BEIJING (Reuters) -China-based Ninestar Corp plans to sell printer and printing software maker Lexmark International II to Xerox in a deal estimated at up to $150 million, a fraction of the price Xerox disclosed in December.
Ninestar said in an exchange filing on Wednesday that it has estimated the transaction price to range from $75 million to $150 million, based on Lexmark's latest operational status.
Xerox said last December it had agreed to buy Lexmark in a deal valued at $1.5 billion, including assumed liabilities from Ninestar, private equity firm PAG and Shanghai Shouda Investment Centre, to expand its presence in Asian markets.
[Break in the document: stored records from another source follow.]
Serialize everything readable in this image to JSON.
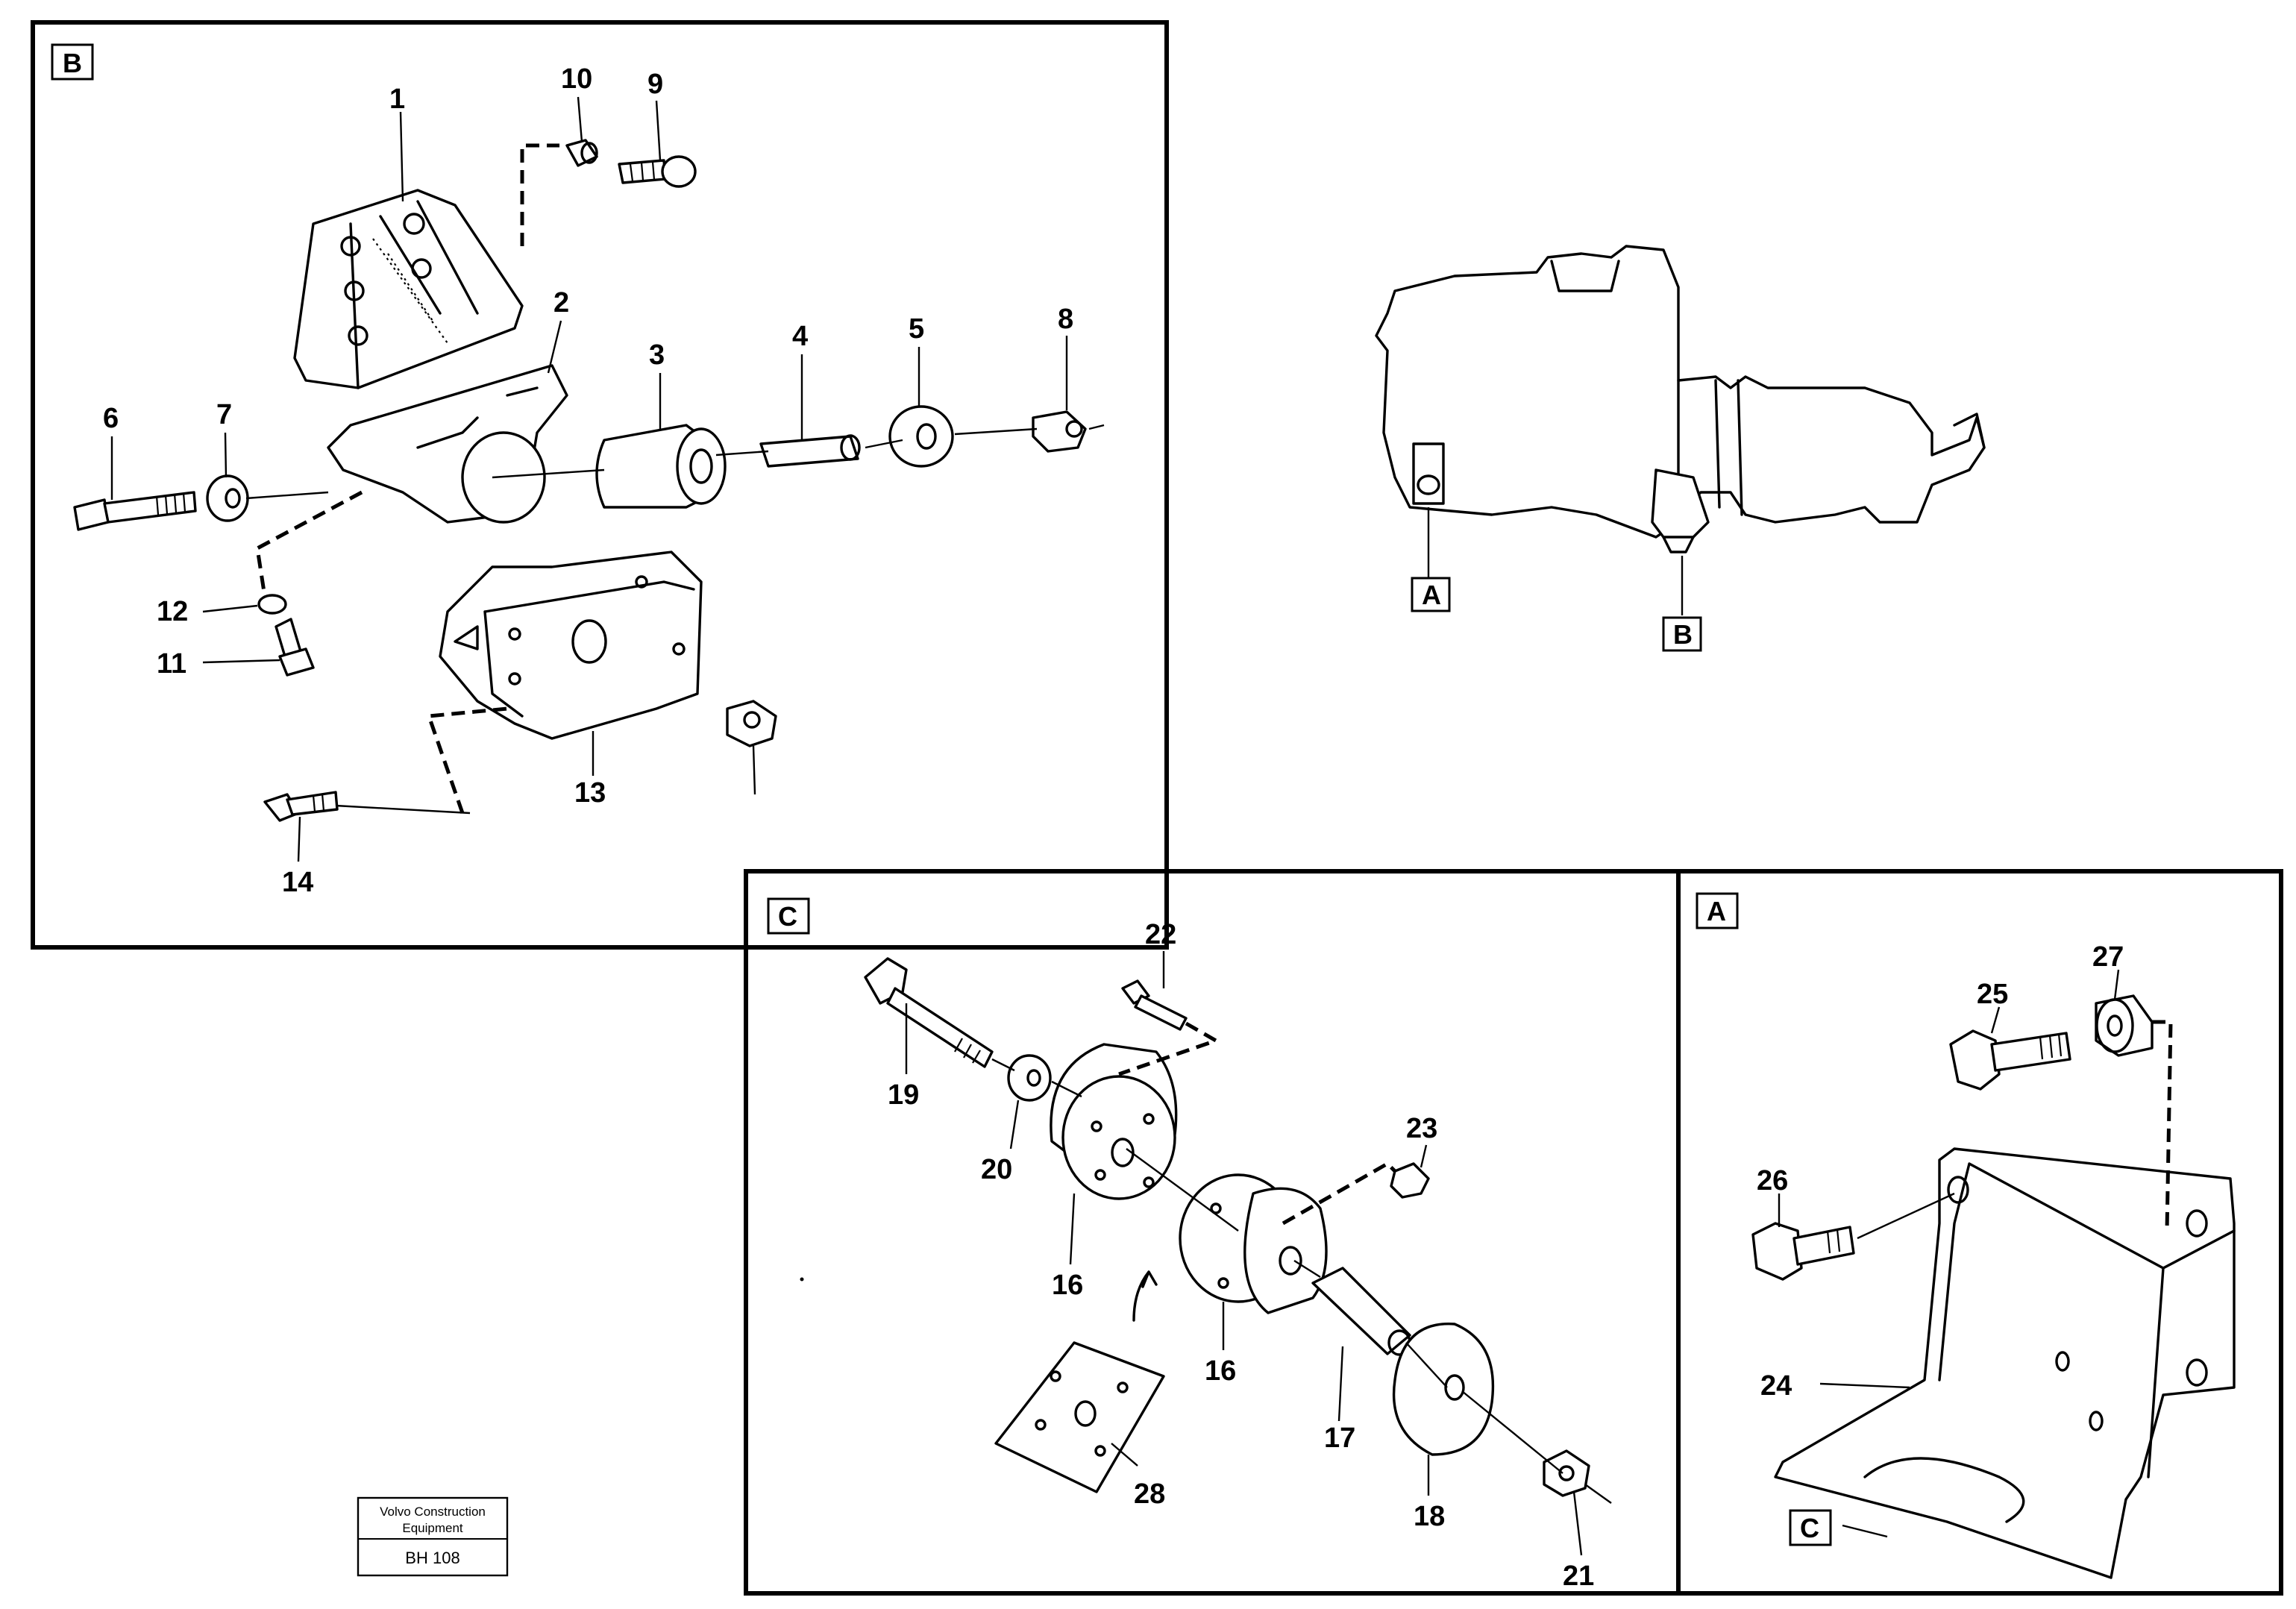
{
  "views": {
    "b_label": "B",
    "c_label": "C",
    "a_label": "A",
    "overview_a": "A",
    "overview_b": "B",
    "ref_c": "C"
  },
  "part_numbers": {
    "p1": "1",
    "p2": "2",
    "p3": "3",
    "p4": "4",
    "p5": "5",
    "p6": "6",
    "p7": "7",
    "p8": "8",
    "p9": "9",
    "p10": "10",
    "p11": "11",
    "p12": "12",
    "p13": "13",
    "p14": "14",
    "p16a": "16",
    "p16b": "16",
    "p17": "17",
    "p18": "18",
    "p19": "19",
    "p20": "20",
    "p21": "21",
    "p22": "22",
    "p23": "23",
    "p24": "24",
    "p25": "25",
    "p26": "26",
    "p27": "27",
    "p28": "28"
  },
  "title_block": {
    "line1": "Volvo Construction",
    "line2": "Equipment",
    "code": "BH 108"
  }
}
In a December stock exchange filing, Ninestar said that the transaction price was calculated based on the $1.5 billion base figure, the company's adjusted net operating capital, and estimated cash on the transaction day, with Lexmark's debt and transaction fees deducted from the total amount.
Formed out of IBM in 1991, Lexmark was sold to a group of Chinese investors in a $3.6 billion deal in 2016. The deal would bring Lexmark back to U.S. ownership.
Xerox had expected the deal to immediately aid profit and deliver more than $200 million in annual cost savings, including by helping cut marketing and real estate expenses, the December announcement showed.